Though there were obvious Anglo-versus-Latino implications, the differences between Montalvo and Brand boiled down to style. Montalvo, 53, is a relatively low-key former public school educator who earned a law degree from the University of Texas while in his thirties and went on to serve for fourteen years as one of McAllen’s city commissioners. By contrast, the 77-year-old Brand is an agribusinessman who made his name trucking onions from Georgia to the Valley in the forties. He’s also a gruff, opinionated ex-Marine who has never shied away from confrontation or controversy. As a grower in 1975, he requested that then-governor Dolph Briscoe call in the National Guard to put down a strike by the United Farm Workers. As mayor he fought price gouging by local gasoline retailers by selling cheaper gas to the public from his own pumps. And he was the kind of politician who refused to change with the times: In August 1995, for instance, when Brand issued a ticket to Houston truck driver Ramiro Montes—whom he alleged was doing 65 miles per hour in a 35 mile-per-hour zone—he informed him, “This is the United States; this isn’t Mexico.” (A jury ultimately dismissed Montes’ ticket.) And after the election Brand grumbled to a McAllen Monitor reporter that he saw “hundreds of people who didn’t speak a word of English hauled out” to vote.

Such antics belie the broad support Brand long enjoyed among Hispanics as well as Anglos. He was instrumental in bringing water and sewer facilities to numerous colonias. He helped build orphanages. The McAllen Boys and Girls Club building bears his name, a tribute to his tireless fundraising efforts. And his leadership helped McAllen grow and prosper, despite having one of the highest unemployment rates in the nation.
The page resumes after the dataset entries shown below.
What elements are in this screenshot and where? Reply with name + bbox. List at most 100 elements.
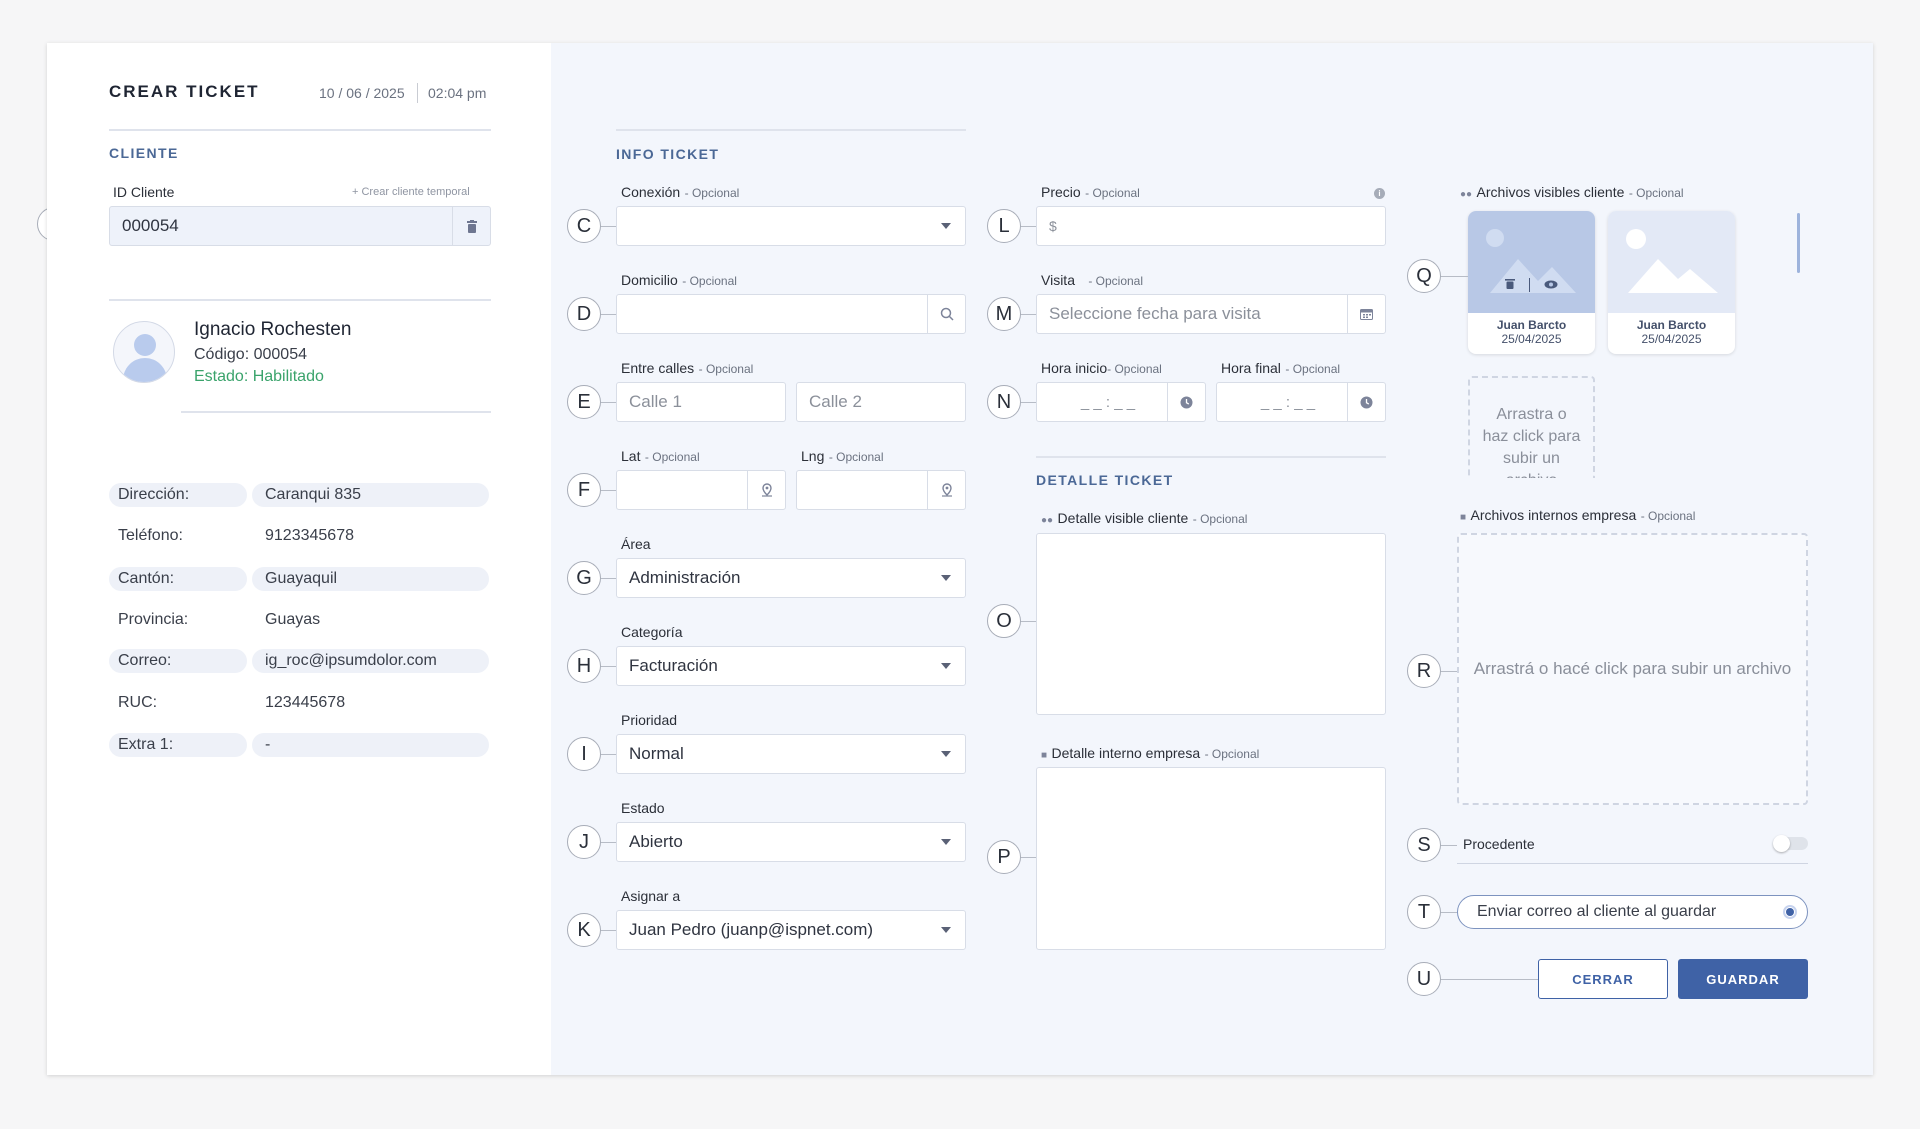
marker-g: G [567,561,601,595]
detail-label-correo: Correo: [109,649,247,673]
file-thumbnail[interactable]: Juan Barcto 25/04/2025 [1468,211,1595,354]
image-preview [1468,211,1595,313]
eye-icon[interactable] [1544,276,1558,294]
marker-m: M [987,297,1021,331]
domicilio-optional: - Opcional [682,274,737,288]
visita-date-input[interactable]: Seleccione fecha para visita [1036,294,1386,334]
lng-label: Lng [801,448,825,464]
marker-line-t [1439,912,1457,913]
archivos-visibles-label-group: ●● Archivos visibles cliente - Opcional [1460,184,1684,202]
trash-icon[interactable] [452,207,490,245]
detail-label-telefono: Teléfono: [118,527,183,544]
marker-p: P [987,840,1021,874]
detail-value-extra1: - [252,733,489,757]
detail-value-provincia: Guayas [265,611,321,628]
crear-cliente-temporal-link[interactable]: + Crear cliente temporal [352,186,470,198]
info-divider [616,129,966,131]
client-name: Ignacio Rochesten [194,319,352,340]
search-icon[interactable] [927,295,965,333]
lat-optional: - Opcional [644,450,700,464]
enviar-correo-label: Enviar correo al cliente al guardar [1477,903,1717,920]
info-icon[interactable]: i [1374,188,1385,199]
asignar-select[interactable]: Juan Pedro (juanp@ispnet.com) [616,910,966,950]
lng-input[interactable] [796,470,966,510]
archivos-internos-label: Archivos internos empresa [1470,507,1637,523]
marker-line-k [599,930,616,931]
id-cliente-input[interactable]: 000054 [109,206,491,246]
header-time: 02:04 pm [428,85,487,101]
precio-label-group: Precio - Opcional [1041,184,1140,202]
client-card-divider [181,411,491,413]
enviar-correo-option[interactable]: Enviar correo al cliente al guardar [1457,895,1808,929]
hora-final-input[interactable]: _ _ : _ _ [1216,382,1386,422]
marker-line-q [1439,276,1468,277]
scrollbar[interactable] [1797,213,1800,273]
asignar-label: Asignar a [621,888,681,904]
detail-value-direccion: Caranqui 835 [252,483,489,507]
entre-calles-label: Entre calles [621,360,695,376]
archivos-visibles-label: Archivos visibles cliente [1476,184,1625,200]
marker-line-f [599,490,616,491]
enviar-correo-radio[interactable] [1783,905,1797,919]
detail-value-ruc: 123445678 [265,694,346,711]
area-label: Área [621,536,651,552]
marker-line-m [1019,314,1036,315]
marker-line-i [599,754,616,755]
create-ticket-dialog: CREAR TICKET 10 / 06 / 2025 02:04 pm CLI… [47,43,1873,1075]
lock-icon: ■ [1460,512,1467,523]
chevron-down-icon [927,559,965,597]
chevron-down-icon [927,911,965,949]
trash-icon[interactable] [1504,276,1515,294]
procedente-label: Procedente [1463,836,1535,852]
map-pin-icon[interactable] [927,471,965,509]
upload-dropzone-internos[interactable]: Arrastrá o hacé click para subir un arch… [1457,533,1808,805]
marker-c: C [567,209,601,243]
cerrar-button[interactable]: CERRAR [1538,959,1668,999]
map-pin-icon[interactable] [747,471,785,509]
chevron-down-icon [927,207,965,245]
marker-o: O [987,604,1021,638]
hora-final-label-group: Hora final - Opcional [1221,360,1340,378]
procedente-toggle[interactable] [1773,835,1808,852]
calle1-input[interactable]: Calle 1 [616,382,786,422]
area-value: Administración [629,568,741,587]
marker-d: D [567,297,601,331]
detalle-section-title: DETALLE TICKET [1036,472,1174,488]
guardar-button[interactable]: GUARDAR [1678,959,1808,999]
calle2-input[interactable]: Calle 2 [796,382,966,422]
clock-icon[interactable] [1167,383,1205,421]
hora-inicio-label: Hora inicio [1041,360,1108,376]
detail-label-canton: Cantón: [109,567,247,591]
categoria-select[interactable]: Facturación [616,646,966,686]
marker-f: F [567,473,601,507]
detail-label-extra1: Extra 1: [109,733,247,757]
detail-label-direccion: Dirección: [109,483,247,507]
calle2-placeholder: Calle 2 [809,392,862,411]
detalle-visible-optional: - Opcional [1192,512,1248,526]
upload-visibles-text: Arrastra o haz click para subir un archi… [1482,406,1581,478]
header-separator [417,83,418,103]
page-title: CREAR TICKET [109,82,260,101]
estado-select[interactable]: Abierto [616,822,966,862]
lat-input[interactable] [616,470,786,510]
precio-input[interactable]: $ [1036,206,1386,246]
detalle-interno-textarea[interactable] [1036,767,1386,950]
calendar-icon[interactable] [1347,295,1385,333]
marker-line-c [599,226,616,227]
clock-icon[interactable] [1347,383,1385,421]
file-author: Juan Barcto [1636,318,1707,332]
users-icon: ●● [1460,189,1473,200]
conexion-select[interactable] [616,206,966,246]
lat-label: Lat [621,448,641,464]
prioridad-select[interactable]: Normal [616,734,966,774]
file-thumbnail[interactable]: Juan Barcto 25/04/2025 [1608,211,1735,354]
detalle-interno-optional: - Opcional [1204,747,1260,761]
hora-inicio-input[interactable]: _ _ : _ _ [1036,382,1206,422]
domicilio-input[interactable] [616,294,966,334]
detalle-visible-textarea[interactable] [1036,533,1386,715]
visita-label: Visita [1041,272,1075,288]
entre-calles-label-group: Entre calles - Opcional [621,360,753,378]
lng-label-group: Lng - Opcional [801,448,884,466]
upload-dropzone-visibles[interactable]: Arrastra o haz click para subir un archi… [1468,376,1595,478]
area-select[interactable]: Administración [616,558,966,598]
But for all his civic acumen, Brand was occasionally tone-deaf when it came to the politics of perception. As the McAllen Monitor reported, Brand received a $36,000 commission from the 1995 sale to the city of property he managed for an out-of-town landowner. Though the mayor had abstained from voting on the site acquisition, and though the purchase was well below market value, the buzz was that he had profited from an insider deal. Signs reading “$36,000”—nothing more—popped up around town, and the issue nagged him during the campaign’s waning days.

What now for McAllen? Mayor Montalvo has already instituted at least one symbolic change, retiring the gavel Brand relished wielding to maintain order at city commission meetings. And what lies ahead for Brand? Ever the curmudgeon, he refused to be interviewed for this story.